"What, leave my home? For why? Surely you don't mean to suggest that German troops are likely to land in England?"
Terence shook his head. He scouted the idea of invasion, yet he knew there was a possibility—that a raiding squadron might visit the Norfolk coast.
"No, I was thinking of the winter coming on," he said equivocally. "You see, it's rather bleak and lonely for you here. Why not shut the house up for the next six months and go and live with Aunt Margaret?"
Mrs. Aubyn wavered. Her sister had a large house at Purbrook, a few miles from Portsmouth. It certainly would be a pleasant change to spend the winter in the south of England with her nearest relative rather than exist in solitary state in her home on the bleak East Coast.
"Besides," continued her son, taking advantage of his parent's obvious wavering, "the 'Strongbow'—that's the new name for the old 'Saraband'—is fitting out of Portsmouth, and more than likely she'll make that place here home port. In that case, whenever we put in for supplies or refit, I ought to be able to see you pretty frequently."
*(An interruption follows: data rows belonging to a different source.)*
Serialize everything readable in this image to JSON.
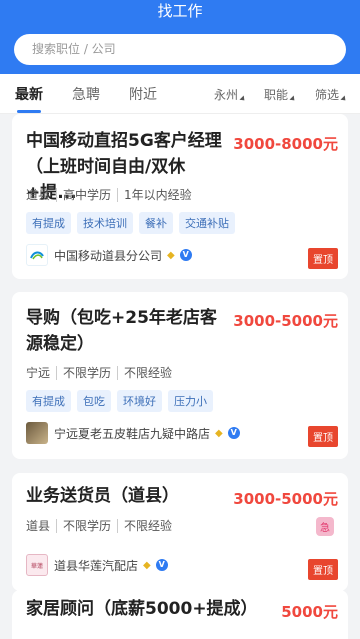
{
  "header": {
    "title": "找工作",
    "search_placeholder": "搜索职位 / 公司"
  },
  "tabs": [
    {
      "label": "最新",
      "active": true
    },
    {
      "label": "急聘",
      "active": false
    },
    {
      "label": "附近",
      "active": false
    }
  ],
  "filters": [
    {
      "label": "永州"
    },
    {
      "label": "职能"
    },
    {
      "label": "筛选"
    }
  ],
  "jobs": [
    {
      "title": "中国移动直招5G客户经理（上班时间自由/双休+提...",
      "salary": "3000-8000元",
      "location": "道县",
      "education": "高中学历",
      "experience": "1年以内经验",
      "tags": [
        "有提成",
        "技术培训",
        "餐补",
        "交通补贴"
      ],
      "company": "中国移动道县分公司",
      "logo_text": "中国移动 China Mobile",
      "pinned": "置顶"
    },
    {
      "title": "导购（包吃+25年老店客源稳定）",
      "salary": "3000-5000元",
      "location": "宁远",
      "education": "不限学历",
      "experience": "不限经验",
      "tags": [
        "有提成",
        "包吃",
        "环境好",
        "压力小"
      ],
      "company": "宁远夏老五皮鞋店九疑中路店",
      "pinned": "置顶"
    },
    {
      "title": "业务送货员（道县）",
      "salary": "3000-5000元",
      "location": "道县",
      "education": "不限学历",
      "experience": "不限经验",
      "company": "道县华莲汽配店",
      "logo_text": "华莲 汽配",
      "urgent": "急",
      "pinned": "置顶"
    },
    {
      "title": "家居顾问（底薪5000+提成）",
      "salary": "5000元"
    }
  ],
  "colors": {
    "primary": "#2f7bf2",
    "salary": "#f0483e",
    "pin": "#e8462e"
  }
}
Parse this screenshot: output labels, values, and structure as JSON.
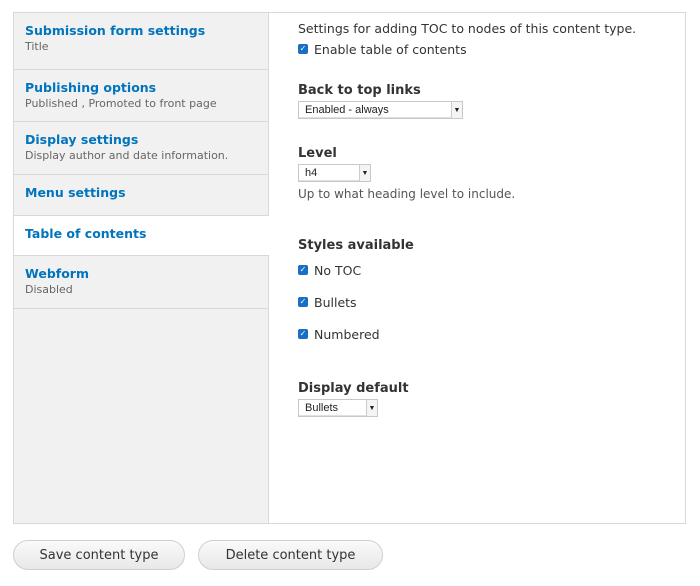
{
  "vertical_tabs": [
    {
      "title": "Submission form settings",
      "summary": "Title",
      "selected": false
    },
    {
      "title": "Publishing options",
      "summary": "Published , Promoted to front page",
      "selected": false
    },
    {
      "title": "Display settings",
      "summary": "Display author and date information.",
      "selected": false
    },
    {
      "title": "Menu settings",
      "summary": "",
      "selected": false
    },
    {
      "title": "Table of contents",
      "summary": "",
      "selected": true
    },
    {
      "title": "Webform",
      "summary": "Disabled",
      "selected": false
    }
  ],
  "toc_pane": {
    "description": "Settings for adding TOC to nodes of this content type.",
    "enable_checkbox": {
      "label": "Enable table of contents",
      "checked": true
    },
    "back_to_top": {
      "label": "Back to top links",
      "value": "Enabled - always"
    },
    "level": {
      "label": "Level",
      "value": "h4",
      "help": "Up to what heading level to include."
    },
    "styles": {
      "label": "Styles available",
      "options": [
        {
          "label": "No TOC",
          "checked": true
        },
        {
          "label": "Bullets",
          "checked": true
        },
        {
          "label": "Numbered",
          "checked": true
        }
      ]
    },
    "display_default": {
      "label": "Display default",
      "value": "Bullets"
    }
  },
  "actions": {
    "save_label": "Save content type",
    "delete_label": "Delete content type"
  },
  "icons": {
    "checkbox_checked": "✓",
    "dropdown_arrow": "▼"
  },
  "colors": {
    "link": "#0074bd",
    "checkbox": "#1a6fc4",
    "tab_bg": "#f1f1f1"
  }
}
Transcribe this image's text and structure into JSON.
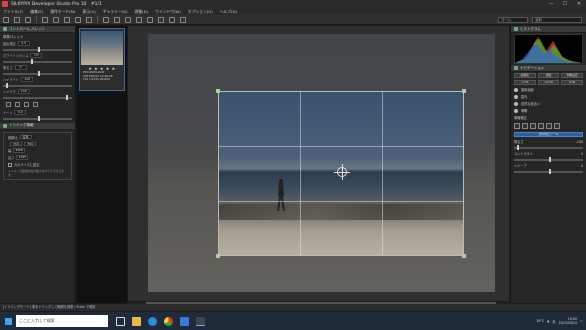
{
  "window": {
    "title": "SILKYPIX Developer Studio Pro 10　#1/1",
    "controls": [
      "—",
      "☐",
      "✕"
    ]
  },
  "menu": [
    "ファイル(F)",
    "編集(E)",
    "操作モード(M)",
    "表示(V)",
    "ギャラリー(G)",
    "現像(D)",
    "ウインドウ(W)",
    "オプション(O)",
    "ヘルプ(H)"
  ],
  "toolbar": {
    "search_placeholder": "名前",
    "zoom_label": "ズーム"
  },
  "left_panel": {
    "header": "コントロール パレット",
    "sections": [
      {
        "title": "現像パレット"
      },
      {
        "title": "露出補正",
        "value": "0.0"
      },
      {
        "title": "ホワイトバランス",
        "value": "1/3"
      },
      {
        "title": "明るさ",
        "value": "0"
      },
      {
        "title": "ハイライト",
        "value": "-100"
      },
      {
        "title": "シャドウ",
        "value": "100"
      },
      {
        "title": "トーン",
        "value": "0.0"
      }
    ],
    "trim": {
      "title": "トリミング情報",
      "aspect_label": "縦横比",
      "width_label": "幅",
      "height_label": "高さ",
      "x_value": "704",
      "y_value": "704",
      "w_value": "4356",
      "h_value": "3195",
      "ratio_label": "任意",
      "checkbox_label": "元のサイズに固定",
      "note": "トリミング範囲の拡大縮小はマウスで行えます。"
    }
  },
  "thumbnail": {
    "stars": "★ ★ ★ ★ ★",
    "filename": "P1010465.RW2",
    "date": "2023/02/10 14:46:08",
    "exif": "F10 1/1250 ISO200"
  },
  "right_panel": {
    "histogram_label": "ヒストグラム",
    "nav_label": "ナビゲーション",
    "buttons": [
      "初期化",
      "自動",
      "現像設定"
    ],
    "ev_values": [
      "-2.33",
      "+0.00",
      "0.00"
    ],
    "items": [
      "撮影画面",
      "露光",
      "自然な色合い",
      "明瞭"
    ],
    "tone_label": "明暗補正",
    "active_tool": "部分補正ツール",
    "sliders": [
      {
        "label": "明るさ",
        "value": "-100"
      },
      {
        "label": "コントラスト",
        "value": "0"
      },
      {
        "label": "シャープ",
        "value": "0"
      }
    ]
  },
  "status": {
    "text": "[トリミングモード] 角をドラッグして範囲を調整 / Enter で確定"
  },
  "taskbar": {
    "search_placeholder": "ここに入力して検索",
    "weather": "19°C",
    "time": "15:00",
    "date": "2023/03/15",
    "ime": "あ"
  }
}
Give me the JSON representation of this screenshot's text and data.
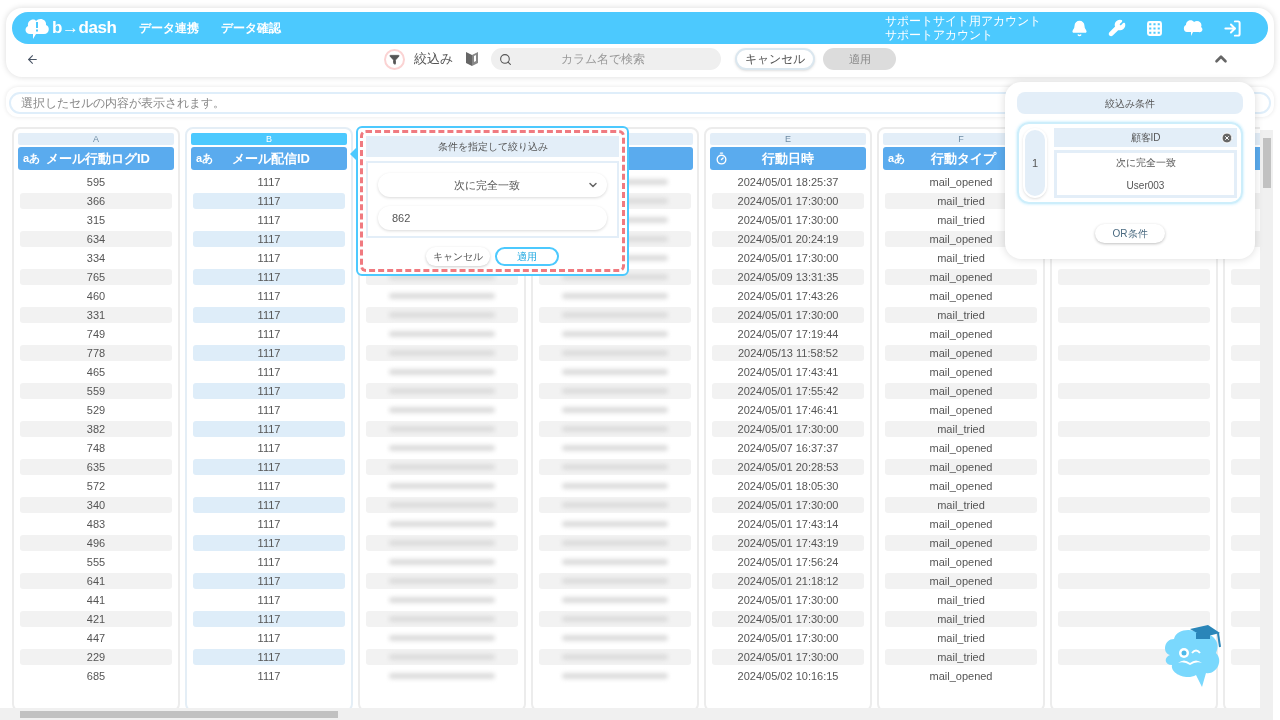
{
  "nav": {
    "logo": "b→dash",
    "menu": [
      "データ連携",
      "データ確認"
    ],
    "account": [
      "サポートサイト用アカウント",
      "サポートアカウント"
    ]
  },
  "toolbar": {
    "filter_label": "絞込み",
    "search": {
      "placeholder": "カラム名で検索"
    },
    "cancel": "キャンセル",
    "apply": {
      "label": "適用",
      "disabled": true
    }
  },
  "cell_display": {
    "placeholder": "選択したセルの内容が表示されます。"
  },
  "columns": [
    {
      "letter": "A",
      "title": "メール行動ログID",
      "type_label": "aあ",
      "kind": "text",
      "selected": false,
      "cells": [
        "595",
        "366",
        "315",
        "634",
        "334",
        "765",
        "460",
        "331",
        "749",
        "778",
        "465",
        "559",
        "529",
        "382",
        "748",
        "635",
        "572",
        "340",
        "483",
        "496",
        "555",
        "641",
        "441",
        "421",
        "447",
        "229",
        "685"
      ]
    },
    {
      "letter": "B",
      "title": "メール配信ID",
      "type_label": "aあ",
      "kind": "text",
      "selected": true,
      "cells": [
        "1117",
        "1117",
        "1117",
        "1117",
        "1117",
        "1117",
        "1117",
        "1117",
        "1117",
        "1117",
        "1117",
        "1117",
        "1117",
        "1117",
        "1117",
        "1117",
        "1117",
        "1117",
        "1117",
        "1117",
        "1117",
        "1117",
        "1117",
        "1117",
        "1117",
        "1117",
        "1117"
      ]
    },
    {
      "kind": "blurred"
    },
    {
      "kind": "blurred",
      "selected": false
    },
    {
      "letter": "E",
      "title": "行動日時",
      "kind": "datetime",
      "selected": false,
      "cells": [
        "2024/05/01 18:25:37",
        "2024/05/01 17:30:00",
        "2024/05/01 17:30:00",
        "2024/05/01 20:24:19",
        "2024/05/01 17:30:00",
        "2024/05/09 13:31:35",
        "2024/05/01 17:43:26",
        "2024/05/01 17:30:00",
        "2024/05/07 17:19:44",
        "2024/05/13 11:58:52",
        "2024/05/01 17:43:41",
        "2024/05/01 17:55:42",
        "2024/05/01 17:46:41",
        "2024/05/01 17:30:00",
        "2024/05/07 16:37:37",
        "2024/05/01 20:28:53",
        "2024/05/01 18:05:30",
        "2024/05/01 17:30:00",
        "2024/05/01 17:43:14",
        "2024/05/01 17:43:19",
        "2024/05/01 17:56:24",
        "2024/05/01 21:18:12",
        "2024/05/01 17:30:00",
        "2024/05/01 17:30:00",
        "2024/05/01 17:30:00",
        "2024/05/01 17:30:00",
        "2024/05/02 10:16:15"
      ]
    },
    {
      "letter": "F",
      "title": "行動タイプ",
      "type_label": "aあ",
      "kind": "text",
      "selected": false,
      "cells": [
        "mail_opened",
        "mail_tried",
        "mail_tried",
        "mail_opened",
        "mail_tried",
        "mail_opened",
        "mail_opened",
        "mail_tried",
        "mail_opened",
        "mail_opened",
        "mail_opened",
        "mail_opened",
        "mail_opened",
        "mail_tried",
        "mail_opened",
        "mail_opened",
        "mail_opened",
        "mail_tried",
        "mail_opened",
        "mail_opened",
        "mail_opened",
        "mail_opened",
        "mail_tried",
        "mail_tried",
        "mail_tried",
        "mail_tried",
        "mail_opened"
      ]
    },
    {
      "kind": "empty"
    },
    {
      "kind": "empty",
      "selected": false
    }
  ],
  "filter_popup": {
    "title": "条件を指定して絞り込み",
    "condition": "次に完全一致",
    "value": "862",
    "cancel": "キャンセル",
    "apply": "適用"
  },
  "conditions_panel": {
    "title": "絞込み条件",
    "groups": [
      {
        "number": "1",
        "field": "顧客ID",
        "condition": "次に完全一致",
        "value": "User003"
      }
    ],
    "or_button": "OR条件"
  }
}
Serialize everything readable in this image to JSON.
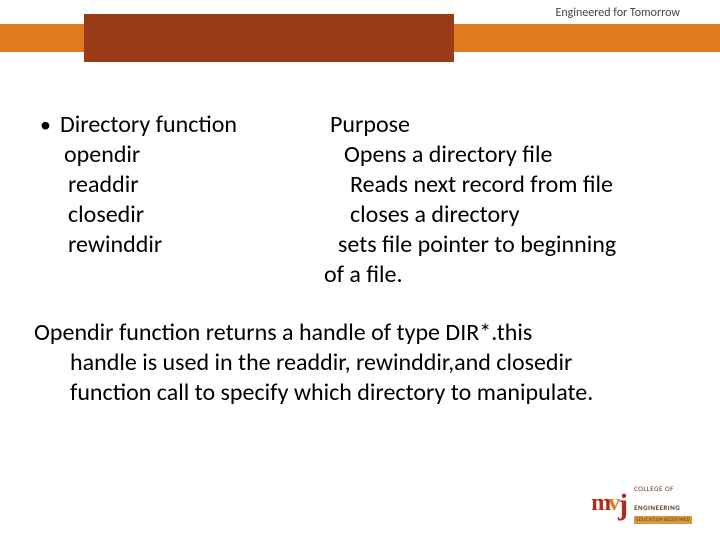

The explanation was a lame one. Terence knew perfectly well that on being commissioned the "Strongbow" would proceed to the North Sea for patrol-work. Her connexion with Portsmouth would then be severed. But to his satisfaction Mrs. Aubyn figuratively hauled down her colours.
A telegram was despatched to her sister, accepting a long-standing invitation, and at the expiration of his week-end leave, Sub-Lieutenant Aubyn was accompanied by his mother on his journey to Portsmouth to rejoin his ship.
Three days later the "Strongbow," looking most business-like in her garb of neutral grey, slipped unostentatiously between the old fortifications at the mouth of Portsmouth Harbour, negotiated the narrow gateway of the boom-defence, and in the pale dawn of a misty October day shaped her course for the North Sea.
She was one of perhaps a hundred vessels of whose very existence not decimal one per cent of the population of Great Britain is aware. Unless a striking success or a lamentable disaster brings them into the limelight the great British public never hear their names. Yet every one of that vast fleet of armed merchantmen was doing its duty as a unit of the greatest Navy the world has ever yet seen, nobly performing a service whereby the United Kingdom is spared the horror of the yoke-mate of war—the scourge of famine.
The "Strongbow" carried the same officers as in the days when she sailed under the Red Ensign, while in command was a full-fledged naval officer, Captain Hugh Ripponden.